Estaba más lejos de lo que les había dicho; habían recorrido tres o cuatro millas y todavía era oscuro cuando llegaron a una pequeña casa de madera con tejado de barda en el lindero de un campo. Pero a través de las persianas se veía luz y llegaban olores de guisos. Aliena desmontó agradecida.

La mujer del guardabosque había oído los caballos y acudió a la puerta.

—Un joven señor y una joven dama solos en el bosque. Dales algo de beber —le dijo el hombre. Luego, volviéndose a Aliena—. Adelante. Me ocuparé de los caballos.

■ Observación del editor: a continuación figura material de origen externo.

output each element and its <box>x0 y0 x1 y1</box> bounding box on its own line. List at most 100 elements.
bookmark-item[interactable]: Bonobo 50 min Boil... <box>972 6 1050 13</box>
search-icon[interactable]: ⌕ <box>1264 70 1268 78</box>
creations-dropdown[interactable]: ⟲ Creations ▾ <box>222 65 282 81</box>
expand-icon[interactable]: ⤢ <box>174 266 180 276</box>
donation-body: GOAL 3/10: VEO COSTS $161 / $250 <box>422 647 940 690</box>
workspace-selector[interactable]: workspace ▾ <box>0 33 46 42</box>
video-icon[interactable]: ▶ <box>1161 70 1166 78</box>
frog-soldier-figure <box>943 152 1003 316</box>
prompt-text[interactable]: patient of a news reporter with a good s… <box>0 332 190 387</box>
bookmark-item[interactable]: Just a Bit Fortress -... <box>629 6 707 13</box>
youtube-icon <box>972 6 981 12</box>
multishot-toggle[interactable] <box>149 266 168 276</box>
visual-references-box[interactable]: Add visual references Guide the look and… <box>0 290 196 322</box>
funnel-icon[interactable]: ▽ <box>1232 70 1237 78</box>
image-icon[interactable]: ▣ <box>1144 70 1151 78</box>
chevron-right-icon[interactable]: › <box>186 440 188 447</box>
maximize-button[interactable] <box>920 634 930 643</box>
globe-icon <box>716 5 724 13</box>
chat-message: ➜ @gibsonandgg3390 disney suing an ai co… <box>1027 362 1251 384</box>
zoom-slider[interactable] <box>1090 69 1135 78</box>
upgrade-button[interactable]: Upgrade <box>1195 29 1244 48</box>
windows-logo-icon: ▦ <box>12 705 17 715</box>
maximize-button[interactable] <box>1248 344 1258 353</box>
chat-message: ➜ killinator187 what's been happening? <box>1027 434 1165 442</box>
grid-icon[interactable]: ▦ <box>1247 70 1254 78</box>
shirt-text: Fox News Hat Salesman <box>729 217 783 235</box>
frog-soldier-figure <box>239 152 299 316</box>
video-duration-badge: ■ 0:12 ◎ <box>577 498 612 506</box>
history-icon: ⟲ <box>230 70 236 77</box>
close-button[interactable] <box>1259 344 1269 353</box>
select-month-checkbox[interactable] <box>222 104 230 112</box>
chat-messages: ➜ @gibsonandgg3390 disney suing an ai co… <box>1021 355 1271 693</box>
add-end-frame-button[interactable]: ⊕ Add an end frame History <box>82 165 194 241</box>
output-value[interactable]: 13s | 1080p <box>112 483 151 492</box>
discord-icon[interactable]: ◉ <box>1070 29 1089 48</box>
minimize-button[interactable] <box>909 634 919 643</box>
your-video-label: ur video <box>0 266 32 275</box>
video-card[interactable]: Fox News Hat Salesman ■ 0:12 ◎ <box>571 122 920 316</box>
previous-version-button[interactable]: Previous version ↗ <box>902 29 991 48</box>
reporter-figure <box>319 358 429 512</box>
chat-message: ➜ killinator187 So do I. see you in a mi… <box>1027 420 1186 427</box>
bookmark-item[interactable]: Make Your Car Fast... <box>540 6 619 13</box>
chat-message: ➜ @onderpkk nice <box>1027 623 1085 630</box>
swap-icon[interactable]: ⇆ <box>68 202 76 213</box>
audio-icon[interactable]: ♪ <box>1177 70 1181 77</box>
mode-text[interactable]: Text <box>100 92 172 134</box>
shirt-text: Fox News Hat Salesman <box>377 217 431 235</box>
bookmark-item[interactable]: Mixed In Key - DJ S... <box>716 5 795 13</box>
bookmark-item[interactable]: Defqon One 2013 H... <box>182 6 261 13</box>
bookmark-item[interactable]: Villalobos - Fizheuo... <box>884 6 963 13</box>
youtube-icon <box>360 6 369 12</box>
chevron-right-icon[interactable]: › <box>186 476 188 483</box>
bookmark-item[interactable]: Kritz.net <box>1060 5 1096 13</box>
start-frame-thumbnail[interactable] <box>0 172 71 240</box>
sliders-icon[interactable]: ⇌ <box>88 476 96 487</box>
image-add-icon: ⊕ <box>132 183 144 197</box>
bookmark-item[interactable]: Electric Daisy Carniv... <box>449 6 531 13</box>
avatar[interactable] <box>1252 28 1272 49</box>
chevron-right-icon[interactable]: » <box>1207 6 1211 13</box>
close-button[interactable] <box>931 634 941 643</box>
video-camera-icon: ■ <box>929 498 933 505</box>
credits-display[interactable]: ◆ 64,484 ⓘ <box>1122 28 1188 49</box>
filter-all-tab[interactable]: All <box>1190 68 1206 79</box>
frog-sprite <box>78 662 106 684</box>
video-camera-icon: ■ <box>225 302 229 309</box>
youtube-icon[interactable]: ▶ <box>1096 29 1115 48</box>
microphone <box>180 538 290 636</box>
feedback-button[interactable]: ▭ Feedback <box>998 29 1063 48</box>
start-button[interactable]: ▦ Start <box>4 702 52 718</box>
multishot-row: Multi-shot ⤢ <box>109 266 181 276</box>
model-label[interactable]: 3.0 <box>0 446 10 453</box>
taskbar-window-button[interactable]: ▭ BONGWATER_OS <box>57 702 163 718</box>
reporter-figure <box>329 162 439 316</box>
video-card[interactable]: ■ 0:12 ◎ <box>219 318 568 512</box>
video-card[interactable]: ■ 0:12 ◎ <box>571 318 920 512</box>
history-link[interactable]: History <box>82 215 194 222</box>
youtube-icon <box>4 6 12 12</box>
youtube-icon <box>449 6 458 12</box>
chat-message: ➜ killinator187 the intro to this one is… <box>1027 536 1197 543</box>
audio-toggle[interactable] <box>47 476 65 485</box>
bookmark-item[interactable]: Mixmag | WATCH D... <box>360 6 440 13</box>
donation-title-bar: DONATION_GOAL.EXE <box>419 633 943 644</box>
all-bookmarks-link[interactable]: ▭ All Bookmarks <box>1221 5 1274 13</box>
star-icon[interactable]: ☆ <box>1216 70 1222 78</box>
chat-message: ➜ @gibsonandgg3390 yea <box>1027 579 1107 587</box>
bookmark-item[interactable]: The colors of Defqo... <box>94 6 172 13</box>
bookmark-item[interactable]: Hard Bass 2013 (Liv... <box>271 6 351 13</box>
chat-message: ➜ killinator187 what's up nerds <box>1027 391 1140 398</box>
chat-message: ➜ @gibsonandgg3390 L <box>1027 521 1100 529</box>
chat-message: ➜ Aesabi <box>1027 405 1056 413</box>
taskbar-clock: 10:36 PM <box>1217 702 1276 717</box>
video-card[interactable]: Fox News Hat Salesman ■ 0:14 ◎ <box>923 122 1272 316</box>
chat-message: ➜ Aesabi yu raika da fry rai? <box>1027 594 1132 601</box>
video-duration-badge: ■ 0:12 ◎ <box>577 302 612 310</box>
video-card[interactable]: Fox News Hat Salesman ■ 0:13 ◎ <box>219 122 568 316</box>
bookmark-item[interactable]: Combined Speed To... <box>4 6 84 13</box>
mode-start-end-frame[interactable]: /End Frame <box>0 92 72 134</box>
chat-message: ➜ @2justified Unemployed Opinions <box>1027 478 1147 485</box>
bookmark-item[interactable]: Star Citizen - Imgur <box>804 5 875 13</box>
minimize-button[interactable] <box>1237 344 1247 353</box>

A Aliena no le gustó su tono perentorio. Hubiera preferido ser ella quien diera las instrucciones, pero como no tenía el menor deseo de desensillar a su caballo entró en la casa con Richard detrás. Estaba llena de humo y de olores, pero caliente. En un rincón había una vaca atada con una cuerda. Aliena se sentía contenta de que el hombre hubiera mencionado un cobertizo, ya que jamás había dormido con el ganado. Una olla hervía en el fuego. Se sentaron en un banco y la mujer dio a cada uno un cazo de sopa de la olla. Sabía a caza. La mujer se mostró sobresaltada al ver a la luz la cara de Richard.

—¿Qué os pasado? —le preguntó.

Richard abrió la boca para contestar, pero Aliena se le adelantó.

—Hemos pasado por una serie de calamidades —le dijo—. Vamos de camino para ver al rey.

—Ya veo —dijo la mujer. Era pequeña, de tez morena y mirada cautelosa.

Aliena dio fin rápidamente a la sopa y alargó el cazo para que le sirviera más. La mujer miró hacia otro lado. Aliena estaba desconcertada ¿Acaso no sabía que Aliena quería más sopa? ¿O sería que no tenía más? Se disponía a hablar con dureza cuando entró el guardabosque.

—Os llevaré al granero donde podréis dormir —les dijo al tiempo que descolgaba una lámpara de un clavo junto a la puerta—. Venid conmigo.

Aliena y Richard se pusieron en pie.

—Necesito algo más —dijo Aliena dirigiéndose a la mujer—. ¿Podrías darme un vestido viejo? No llevo nada debajo de la capa.

Por algún motivo la mujer pareció molesta.

—Veré lo que puedo encontrar —farfulló.

Aliena se dirigió a la puerta. El guardabosque la miraba de forma extraña, con los ojos clavados en su capa, como si le fuera posible ver a través de ella si lo hacía con la suficiente intensidad.

—¡Muéstranos el camino! —le dijo imperiosa. El hombre salió de la casa.

Les condujo a la parte de atrás de la casa y a través de un bancal de hortalizas. La luz oscilante de la lámpara iluminó una pequeña construcción de madera, más bien un cobertizo que un granero. El hombre abrió la puerta que golpeó contra una tina destinada a recoger el agua de la lluvia que caía del tejado.